UNITED STATES
SECURITIES AND EXCHANGE COMMISSION
Washington, D.C. 20549

FORM 8-K


CURRENT REPORT
Pursuant to Section 13 or 15(d) of the Securities Exchange Act of 1934

May 18, 2005 (May 18, 2006)
Date of Report (Date of earliest event reported)

INNOFONE.COM, INCORPORATED
(Exact name of registrant as specified in its charter)

Nevada
0-31949
98-0202313
(State or other jurisdiction
of incorporation)
(Commission File No.)
(IRS Employer
Identification No.)

1431 Ocean Ave., Suite 1100
Santa Monica, CA 90401

(Address of principal executive offices, including zip code)

Registrant's telephone number, including area code: (310) 458-3233


Check the appropriate box below if the Form 8-K filing is intended to simultaneously satisfy the filing obligations of the registrant under any of the following provisions (see General Instruction A.2. below):

o     Written communications pursuant to Rule 425 under the Securities Act (17 CFR 230.425)

o     Soliciting material pursuant to Rule 14a-12 under the Exchange Act (17 CFR 240.14a-12)

o     Pre-commencement communications pursuant to Rule 14d-2(b) under the Exchange Act (17 CFR 240.14d-2(b))
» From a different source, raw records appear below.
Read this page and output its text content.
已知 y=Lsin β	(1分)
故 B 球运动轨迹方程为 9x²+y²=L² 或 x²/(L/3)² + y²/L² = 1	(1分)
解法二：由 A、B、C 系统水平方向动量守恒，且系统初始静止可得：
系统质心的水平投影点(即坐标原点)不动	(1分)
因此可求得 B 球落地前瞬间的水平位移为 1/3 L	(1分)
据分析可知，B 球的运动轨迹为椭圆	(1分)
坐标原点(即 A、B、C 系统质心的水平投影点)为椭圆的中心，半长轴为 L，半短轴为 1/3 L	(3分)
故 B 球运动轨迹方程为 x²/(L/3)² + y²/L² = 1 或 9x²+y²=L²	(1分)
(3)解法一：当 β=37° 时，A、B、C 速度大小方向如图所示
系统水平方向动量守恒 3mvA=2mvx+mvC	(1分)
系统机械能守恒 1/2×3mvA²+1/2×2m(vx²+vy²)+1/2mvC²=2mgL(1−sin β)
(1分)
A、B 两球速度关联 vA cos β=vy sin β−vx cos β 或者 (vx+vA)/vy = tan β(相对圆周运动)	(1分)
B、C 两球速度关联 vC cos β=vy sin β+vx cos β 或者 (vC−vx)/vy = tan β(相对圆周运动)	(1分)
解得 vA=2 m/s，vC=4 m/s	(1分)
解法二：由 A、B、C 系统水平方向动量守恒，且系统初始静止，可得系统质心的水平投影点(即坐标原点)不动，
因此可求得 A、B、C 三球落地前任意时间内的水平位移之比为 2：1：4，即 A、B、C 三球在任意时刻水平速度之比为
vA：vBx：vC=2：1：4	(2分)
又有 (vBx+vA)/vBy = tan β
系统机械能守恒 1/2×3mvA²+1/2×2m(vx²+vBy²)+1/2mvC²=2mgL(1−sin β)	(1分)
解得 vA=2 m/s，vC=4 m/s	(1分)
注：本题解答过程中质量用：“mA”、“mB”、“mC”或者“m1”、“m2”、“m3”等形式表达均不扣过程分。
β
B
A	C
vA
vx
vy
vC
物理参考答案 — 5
o     Pre-commencement communications pursuant to Rule 13e-4(c) under the Exchange Act (17 CFR 240.13e-4(c))


 
 

 

Statements in this Current Report on Form 8-K (including the exhibit) that are not purely historical facts, including statements regarding Innofone's beliefs, expectations, intentions or strategies for the future, may be "forward-looking statements" under the Private Securities Litigation Reform Act of 1995. All forward-looking statements involve a number of risks and uncertainties that could cause actual results to differ materially from the plans, intentions and expectations reflected in or suggested by the forward-looking statements. Such risks and uncertainties include, among others, introduction of products in a timely fashion, market acceptance of new products, cost increases, fluctuations in and obsolescence of inventory, price and product competition, availability of labor and materials, development of new third-party products and techniques that render Innofone’s products obsolete, delays in obtaining regulatory approvals, potential product recalls and litigation. Risk factors, cautionary statements and other conditions which could cause Innofone's actual results to differ from management's current expectations are contained in Innofone's filings with the Securities and Exchange Commission. Innofone undertakes no obligation to update any forward-looking statement to reflect events or circumstances that may arise after the date of this filing.


ITEM 8.01 OTHER EVENTS

On May 18, 2006, Innofone.com, Inc. (the “Company”) issued a press release announcing its agreement in principle to acquire InfoWeapons, Inc., a leading provider of Ipv6 network hardware and solutions.

A copy of the press release is attached hereto as Exhibit 99.1.

On May 18, 2006, Innofone.com, Inc. (the “Company”) issued a press release announcing its agreement in principle to acquire Las Vegas based Mobile Technology Group, LLC, a cutting edge provider of mobile messaging, transactions and content delivery.

A copy of the press release is attached hereto as Exhibit 99.2.


SIGNATURES

Pursuant to the requirements of the Securities Exchange Act of 1934, as amended, the registrant has duly caused this Current Report on Form 8-K to be signed on its behalf by the undersigned thereunto duly authorized.


   
INNOFONE.COM, INCORPORATED
 
 
By:
 
/s/ Alex Lightman                                   
Chief Executive Officer and President

May 18, 2006


 
 

 


EXHIBIT INDEX
EXHIBIT
NUMBER
 
 
 
DESCRIPTION
 
 
99.1
 
Press Release issued by Innofone.com, Incorporation, dated May 18, 2006, entitled “Innonfone.com to Acquire InfoWeapons, Inc. to Meet Demands for Evolving New Internet Market.”
99.2
 
Press Release issued by Innofone.com, Incorporation, dated May 18, 2006, entitled “Mobile Technology Group Acquisition by Innofone.com Provides Access to Demanding Las Vegas and Related Markets.”